What if you were imprisoned without explanation in solitary confinement for 15 years?
What if you were released without explanation?
What if you had 5 days to determine why you had been imprisoned or you would return to prison?
This is the basis for Oldboy.
More Details. Oldboy is a 2003 Korean film starring Choi Min Sik as Oh Dae Su, a man imprisoned for 15 years without explanation and freed without explanation. Dae Su must find out who imprisoned him and why. Dae Su determines the “who” – Lee Woo Jin (Yoo Ji Tae) – but the “why” is buried deep. If Dae Su does not determine the “why” in 5 days, he will be imprisoned for the remainder of his life. With effort Dae Su does determine the “why” but the shocking secret is not the complete story. There is another secret that rocks Dae Su to his core. Will Dae Su survive to live a normal life or will he die in his pursuit of revenge?

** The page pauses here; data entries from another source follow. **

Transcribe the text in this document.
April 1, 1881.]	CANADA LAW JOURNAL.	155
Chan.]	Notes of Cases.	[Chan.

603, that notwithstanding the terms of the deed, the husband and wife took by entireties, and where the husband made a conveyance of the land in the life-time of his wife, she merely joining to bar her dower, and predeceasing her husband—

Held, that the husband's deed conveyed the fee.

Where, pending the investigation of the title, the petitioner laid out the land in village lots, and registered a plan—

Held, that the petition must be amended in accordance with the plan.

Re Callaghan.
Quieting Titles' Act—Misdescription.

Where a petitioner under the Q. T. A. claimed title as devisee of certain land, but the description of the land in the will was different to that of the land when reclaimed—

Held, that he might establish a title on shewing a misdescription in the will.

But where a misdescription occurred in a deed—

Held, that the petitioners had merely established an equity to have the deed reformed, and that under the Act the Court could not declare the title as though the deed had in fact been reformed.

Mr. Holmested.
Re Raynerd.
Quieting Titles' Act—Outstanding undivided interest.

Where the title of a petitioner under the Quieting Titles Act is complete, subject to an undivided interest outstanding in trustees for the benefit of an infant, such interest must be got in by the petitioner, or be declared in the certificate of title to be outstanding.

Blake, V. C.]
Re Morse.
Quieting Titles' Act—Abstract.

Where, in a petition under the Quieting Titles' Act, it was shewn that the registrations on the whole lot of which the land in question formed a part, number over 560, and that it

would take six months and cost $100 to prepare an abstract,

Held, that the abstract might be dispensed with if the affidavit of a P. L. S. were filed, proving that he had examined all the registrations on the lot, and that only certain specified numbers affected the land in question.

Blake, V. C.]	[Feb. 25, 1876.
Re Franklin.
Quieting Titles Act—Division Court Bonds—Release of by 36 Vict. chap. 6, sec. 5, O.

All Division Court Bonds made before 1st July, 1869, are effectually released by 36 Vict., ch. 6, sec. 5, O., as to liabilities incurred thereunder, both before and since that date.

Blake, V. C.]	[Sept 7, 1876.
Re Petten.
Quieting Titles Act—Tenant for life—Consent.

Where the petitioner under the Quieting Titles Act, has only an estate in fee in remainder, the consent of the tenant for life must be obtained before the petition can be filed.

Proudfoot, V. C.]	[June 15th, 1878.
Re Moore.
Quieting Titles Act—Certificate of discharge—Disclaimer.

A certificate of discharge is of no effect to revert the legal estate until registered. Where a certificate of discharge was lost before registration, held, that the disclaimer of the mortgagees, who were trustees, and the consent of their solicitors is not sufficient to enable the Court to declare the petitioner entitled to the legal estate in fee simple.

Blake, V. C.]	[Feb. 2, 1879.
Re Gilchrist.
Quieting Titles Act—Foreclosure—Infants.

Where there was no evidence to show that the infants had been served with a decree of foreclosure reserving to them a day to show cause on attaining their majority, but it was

What I liked about Oldboy:
Choi Min Sik as Oh Dae Su was riveting. I have never seen Min Sik before this impactful performance. Min Sik became Dae Su, fueled to find answers, able to take and deliver punishment, but with an underlying humanity and humor that surprised me.
Yoo Ji Tae as Lee Woo Jin was the mastermind behind everything that happened to Dae Su. Ji Tae’s performance was icy, twisted and controlled. His performance was as riveting as Min Sik’s. Good thing because the movie hinges on Woo Jin’s and Min Sik’s battle of wits.
The story is complex, straightforward, and surprising. You will not see all the twists and turns coming. There are moments that are funny, tender, violent, sexual, and shocking. The creative minds of the writers, Im Jun Hyeong, Hwang Jo Yoon (writer of Masquerade), and Park Chan Wook (director of Masquarade) crafted a gripping story. Oldboy is based on the Japanese manga series written by Garon Tsuchiya and illustrated by Nobuaki Minegish.
The production is tight and striking with human frailty and revenge at the forefront. Park Chan Wook (director of Masquerade) creates a world that is dark and gritty. I found Oldboy stylistically similar to the Quentin Tarantino film Pulp Fiction. Peter Bradshaw of the UK’s Daily Guardian declares “When it comes to gut-wrenchingly violent cinema, the Koreans are going further than anyone. And doing it better, too”. Oldboy won the Grand Prix at the 57th Cannes International Film Festival in 2004.
Cinematographer Jeong Jeong Hun created a visually stunning film with director Chan Wook. I concur that “Jeong Hun’s camera does not just stare but communicates with passion”.
What I did not like about Oldboy:
Torture. We all have our own tolerance for violence. The choreographed fights of Oldboy worked. However when the violence turned to torture, I elected to opt-out. I strongly dislike torture. I shut my eyes and utilized the mute button.
Ending is intentionally murky. Endings that are not clear cut can drive viewers crazy. This ending is open ended. For Oldboy, the ending felt right and I was satisfied.
Oldboy is considered one of the great Korean films. I do not know if I would go that far. I often find films that are labeled as great enjoyable but would not see again.
Oldboy is grabbed me, gripped me, and would not let me go until I learned why Dae Su was imprisoned without explanation. The why shocked me with a double whammy of secrets. The violence in this film was not gratuitous and furthered the story. Rogert Ebert described Oldboy as “a movie in which the action, however violent, makes a statement and has a purpose” in his well written review.
Bottom Line: Oldboy may not be for you. It worked for me.